Just like any property purchase, add value with a refurb – and, don’t forget to leave sufficient SIPP funds available for the works. Bear in mind that your SIPP provider will be writing the cheques to the tradesmen, so use insured and reliable trades to complete the work (so, no ‘cash in hand’ types!).

Top tip: Refurb your commercial property with the tenant in mind – as ultimately a tip-top property means that an incoming business needs to spend less on getting the property to their spec, and so a higher rent can be charged. Businesses generally prefer to conserve capital for expanding their business (marketing, equipment etc) rather than spend ‘dead money’ on basic property costs. See

4. Let and forget

Unlike residential property, commercial property is normally let on an ‘FRI’ basis: Fully Repairs and Insuring. This means that the tenant pays for general repairs and pays to insure the property.
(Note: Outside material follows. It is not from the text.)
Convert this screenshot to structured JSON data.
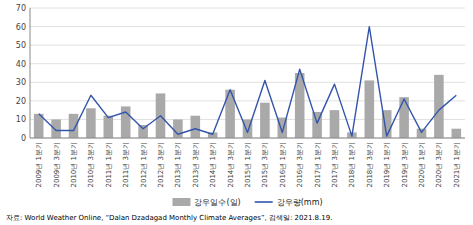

For many residential property investors, this comes as a revelation – no more tenant call-outs for leaky taps! However the SIPP still has general responsibility for the building itself (e.g. roof) although the tenant would typically pay for cosmetic works, tarmacking etc.

Typical leases are for 10 years, with a 5 year break clause, and there may be an ‘upward only’ rent review at specified intervals. Of course, as moving premises is often incredibly disruptive for a business, assuming that the tenant has a sound business, there may not be a tenant change for many years, and the gross rent could be all profit with no deductions.

Top tip: If the commercial property has had an ‘opt to tax’ put in place by the vendor, then VAT would generally be payable on the purchase (assuming the property isn’t to be converted to residential, which wouldn’t be possible within a SIPP). So, an office on which VAT is payable on the rent would be more attractive to VAT-registered tenants. Also, bear in mind that VAT could be reclaimed on refurb costs by the SIPP (normally the SIPP provider would file quarterly VAT returns).


Until recently, many property investors took little interest in pensions as part of their overall investment strategy. However with the new mortgage interest relief rules making pension contributions more attractive and with many investors already having pension funds languishing in existing schemes, using a pension to fund commercial property investment is an interesting, and tax-free, option to look into.

Disclaimer: Please note that this article is intended to provide a brief introduction to how a SIPP can be set up and used to fund commercial property investment. Nothing in this article is intended to amount to financial advice and you should seek your own intended financial advice before making any decision regarding your pension.